Municipal broadband laws would allow smaller towns and counties to set up their own broadband networks and administer them as a public utility. This is an issue where North Carolina’s urban/rural divide comes into sharp contrast. While the Triangle, Triad and Charlotte have plenty of access to high-speed internet, much of the rest of the state lags woefully behind. High speed internet is generally defined as 4 megabits/sec download speed and 1 megabit/sec upload speed. Unfortunately, in most of the state you’re lucky to get 2mbps download and under 1mbps for upload, and unlike the reliable cable or DSL network those of us in the urban areas are used to, in many rural areas that speed can only be reached with wireless networks that can be interrupted by cloudy weather.
Expanding high-speed internet access is good policy because it gives our students greater access to information at a time when local school districts are scrambling for money for new book. It’s also good for small businesses as it lengthens their supply chains, and expands markets for goods and services from rural areas still struggling to recover from the recession. Higher speeds allow rural design, architecture and engineering firms to upload large files such as images or high-resolution blueprints or schematics quickly and without interruption to better serve their clients, making them more competitive in the global marketplace.
Thom Tillis missed a trick by burying this bill. Sure, he may get more campaign dollars from big cable companies who oppose the bill. They don’t want the bill because they’re worried if it passes that larger cities will follow smaller towns in creating municipal networks and cut into their market share. But what he’d lose in campaign donations he’d more than offset by gains in political capital. He could position himself as pro-education by giving students better access to the information they need to succeed in the classroom. He could show small businesses tangible proof of his commitment to their needs, and pivot from recent tax cuts that benefit large corporations at their expense. Most importantly he could shore up thousands of votes from reluctant rural voters who see him as a creature of Raleigh and Charlotte.
Expansion of high-speed internet is the 21st century’s rural electrification, and he could have stolen it out from under the Democrats. Instead though he chose to side with big corporations over everyday people, and that could hurt him big this fall.

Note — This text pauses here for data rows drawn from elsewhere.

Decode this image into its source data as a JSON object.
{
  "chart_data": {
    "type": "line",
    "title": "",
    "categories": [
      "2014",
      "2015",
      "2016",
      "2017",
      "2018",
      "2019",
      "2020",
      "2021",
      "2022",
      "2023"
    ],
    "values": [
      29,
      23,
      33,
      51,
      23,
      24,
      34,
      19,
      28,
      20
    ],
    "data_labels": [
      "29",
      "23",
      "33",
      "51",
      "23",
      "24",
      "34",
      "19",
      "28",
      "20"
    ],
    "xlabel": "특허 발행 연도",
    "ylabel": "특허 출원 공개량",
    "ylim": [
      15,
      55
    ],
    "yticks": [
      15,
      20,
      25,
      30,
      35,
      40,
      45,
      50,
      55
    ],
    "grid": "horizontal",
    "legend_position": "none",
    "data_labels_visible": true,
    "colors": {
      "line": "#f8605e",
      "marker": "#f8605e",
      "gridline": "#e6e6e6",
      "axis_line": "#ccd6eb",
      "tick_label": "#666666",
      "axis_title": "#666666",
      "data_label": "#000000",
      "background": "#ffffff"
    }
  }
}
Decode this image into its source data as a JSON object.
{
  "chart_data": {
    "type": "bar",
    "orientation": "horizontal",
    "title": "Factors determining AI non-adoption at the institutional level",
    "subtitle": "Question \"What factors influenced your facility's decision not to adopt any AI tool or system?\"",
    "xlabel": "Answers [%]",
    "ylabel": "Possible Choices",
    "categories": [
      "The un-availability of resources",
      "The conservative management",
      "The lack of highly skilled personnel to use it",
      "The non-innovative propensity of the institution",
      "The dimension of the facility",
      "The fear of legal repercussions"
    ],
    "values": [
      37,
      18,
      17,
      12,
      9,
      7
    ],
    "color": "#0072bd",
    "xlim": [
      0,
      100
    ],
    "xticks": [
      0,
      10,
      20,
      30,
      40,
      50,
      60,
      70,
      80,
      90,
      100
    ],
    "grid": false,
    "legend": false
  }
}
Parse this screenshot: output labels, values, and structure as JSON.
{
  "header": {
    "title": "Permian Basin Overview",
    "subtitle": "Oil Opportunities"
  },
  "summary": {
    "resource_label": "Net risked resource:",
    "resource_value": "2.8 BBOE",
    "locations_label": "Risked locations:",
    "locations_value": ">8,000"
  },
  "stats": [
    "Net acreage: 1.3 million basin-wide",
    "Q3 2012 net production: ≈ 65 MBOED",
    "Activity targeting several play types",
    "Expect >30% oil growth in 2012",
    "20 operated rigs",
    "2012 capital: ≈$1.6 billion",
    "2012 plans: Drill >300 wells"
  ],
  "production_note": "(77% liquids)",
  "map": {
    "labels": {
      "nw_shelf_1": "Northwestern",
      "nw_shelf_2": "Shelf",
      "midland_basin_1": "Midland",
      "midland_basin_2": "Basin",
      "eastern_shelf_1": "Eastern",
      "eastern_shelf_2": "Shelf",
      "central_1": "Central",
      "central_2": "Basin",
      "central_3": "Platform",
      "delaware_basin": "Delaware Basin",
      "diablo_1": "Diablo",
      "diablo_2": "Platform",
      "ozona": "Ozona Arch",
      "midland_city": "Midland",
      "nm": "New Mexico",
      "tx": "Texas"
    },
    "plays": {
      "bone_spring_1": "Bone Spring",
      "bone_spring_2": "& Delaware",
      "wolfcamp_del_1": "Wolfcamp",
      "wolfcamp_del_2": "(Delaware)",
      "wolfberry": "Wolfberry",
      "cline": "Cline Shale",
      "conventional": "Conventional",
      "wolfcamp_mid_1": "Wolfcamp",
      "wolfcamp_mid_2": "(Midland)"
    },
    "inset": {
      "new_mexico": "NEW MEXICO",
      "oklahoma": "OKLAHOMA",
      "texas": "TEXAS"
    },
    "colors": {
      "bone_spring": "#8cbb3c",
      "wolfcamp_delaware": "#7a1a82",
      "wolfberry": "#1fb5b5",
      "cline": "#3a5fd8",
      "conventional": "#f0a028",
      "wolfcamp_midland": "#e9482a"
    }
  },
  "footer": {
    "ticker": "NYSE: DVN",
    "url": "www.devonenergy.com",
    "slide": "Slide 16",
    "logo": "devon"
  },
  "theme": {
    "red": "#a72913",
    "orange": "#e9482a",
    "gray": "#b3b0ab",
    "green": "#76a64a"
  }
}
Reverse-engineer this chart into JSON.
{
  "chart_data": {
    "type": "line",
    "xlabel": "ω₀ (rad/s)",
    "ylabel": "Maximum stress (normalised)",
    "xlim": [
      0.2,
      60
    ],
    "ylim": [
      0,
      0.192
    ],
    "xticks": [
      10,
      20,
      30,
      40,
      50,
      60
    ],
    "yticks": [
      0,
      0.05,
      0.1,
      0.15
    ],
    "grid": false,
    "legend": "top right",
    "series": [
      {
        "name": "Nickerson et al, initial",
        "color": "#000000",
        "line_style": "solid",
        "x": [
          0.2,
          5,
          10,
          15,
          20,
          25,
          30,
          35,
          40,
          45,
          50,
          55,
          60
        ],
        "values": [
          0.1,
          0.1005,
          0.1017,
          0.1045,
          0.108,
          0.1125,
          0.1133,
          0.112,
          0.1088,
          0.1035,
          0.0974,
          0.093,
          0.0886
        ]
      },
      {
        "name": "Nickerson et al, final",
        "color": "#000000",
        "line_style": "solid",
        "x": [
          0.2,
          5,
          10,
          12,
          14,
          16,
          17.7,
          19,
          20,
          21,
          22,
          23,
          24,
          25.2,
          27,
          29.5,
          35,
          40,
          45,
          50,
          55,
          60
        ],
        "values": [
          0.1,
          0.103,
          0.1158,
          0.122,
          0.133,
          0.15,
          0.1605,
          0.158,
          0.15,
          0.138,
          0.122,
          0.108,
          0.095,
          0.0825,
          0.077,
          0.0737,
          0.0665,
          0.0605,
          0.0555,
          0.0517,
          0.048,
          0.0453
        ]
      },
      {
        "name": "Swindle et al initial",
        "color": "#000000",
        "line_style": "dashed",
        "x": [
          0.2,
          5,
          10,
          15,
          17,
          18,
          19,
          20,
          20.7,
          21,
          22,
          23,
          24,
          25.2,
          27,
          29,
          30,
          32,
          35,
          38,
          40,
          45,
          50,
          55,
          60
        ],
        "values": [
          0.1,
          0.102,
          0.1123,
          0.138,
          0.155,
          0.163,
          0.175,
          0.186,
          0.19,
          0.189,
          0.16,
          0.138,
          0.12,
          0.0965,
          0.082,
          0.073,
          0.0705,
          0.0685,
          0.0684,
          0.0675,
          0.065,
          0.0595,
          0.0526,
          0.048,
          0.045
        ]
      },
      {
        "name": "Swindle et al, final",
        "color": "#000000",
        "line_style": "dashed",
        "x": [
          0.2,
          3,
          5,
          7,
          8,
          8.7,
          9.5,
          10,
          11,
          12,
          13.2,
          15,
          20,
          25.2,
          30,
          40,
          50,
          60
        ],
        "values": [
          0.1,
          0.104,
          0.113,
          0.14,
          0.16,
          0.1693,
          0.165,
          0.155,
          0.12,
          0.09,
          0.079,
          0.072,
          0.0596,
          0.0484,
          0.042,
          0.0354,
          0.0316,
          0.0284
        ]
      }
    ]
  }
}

Matt: With all due respect, and not being a politician, nor a lobbyist, nor a journalist, nor a state employee (any more), nor part of any special interest organization petitioning the NCGA for anything, I don’t have to “work with” nor give a pass to a party that has been as harsh on teachers, state employees, and middle/lower economic classes, and as biased toward the wealthy as the GOP has been since 2010. I do not see my GOP state senator, my GOP state house rep, or my GOP congressman doing anything that helps the great majority of their constituents, especially those who are in most need. Mick
Of course he sided with big businesses and likely donors and against everyday folk and consumers!
What else could you expect from a leader in the GOP NCGA majority? Look at their track record of favoring wealth, business and corporations. Beyond last session’s business-friendly tax reform, unemployment benefit capping and this broadband bill, there are also the bills to immunize manufacturers from liability suits; to criminalize citizens who might expose the chemicals used in fracking or who take photographs at hog factories; and the capping of privilege fees that cities can assess on businesses.
The only surprising thing might be that his broadband bill position hurts rural folk, a demographic that has been a deep pool of GOP support. Just shows that he can not only be greedy and torqued by donations, but also dumb as a rock.
Thanks for reading guys. One thing I would say is that while their track record isn’t what I’d call stellar, its good to remember that this bill was initially introduced by a Republican. Are there parts of the GOP who are self-interested and beholden to big business, sure, but its a lot easier to work with them and get things done (as they are in the majority) if you recognize that some of them are trying to look out for their constituents.
Tills = Time Warner Cable.
Tillis = Corruption.
If a Conservative is speaking, a conservative is lying.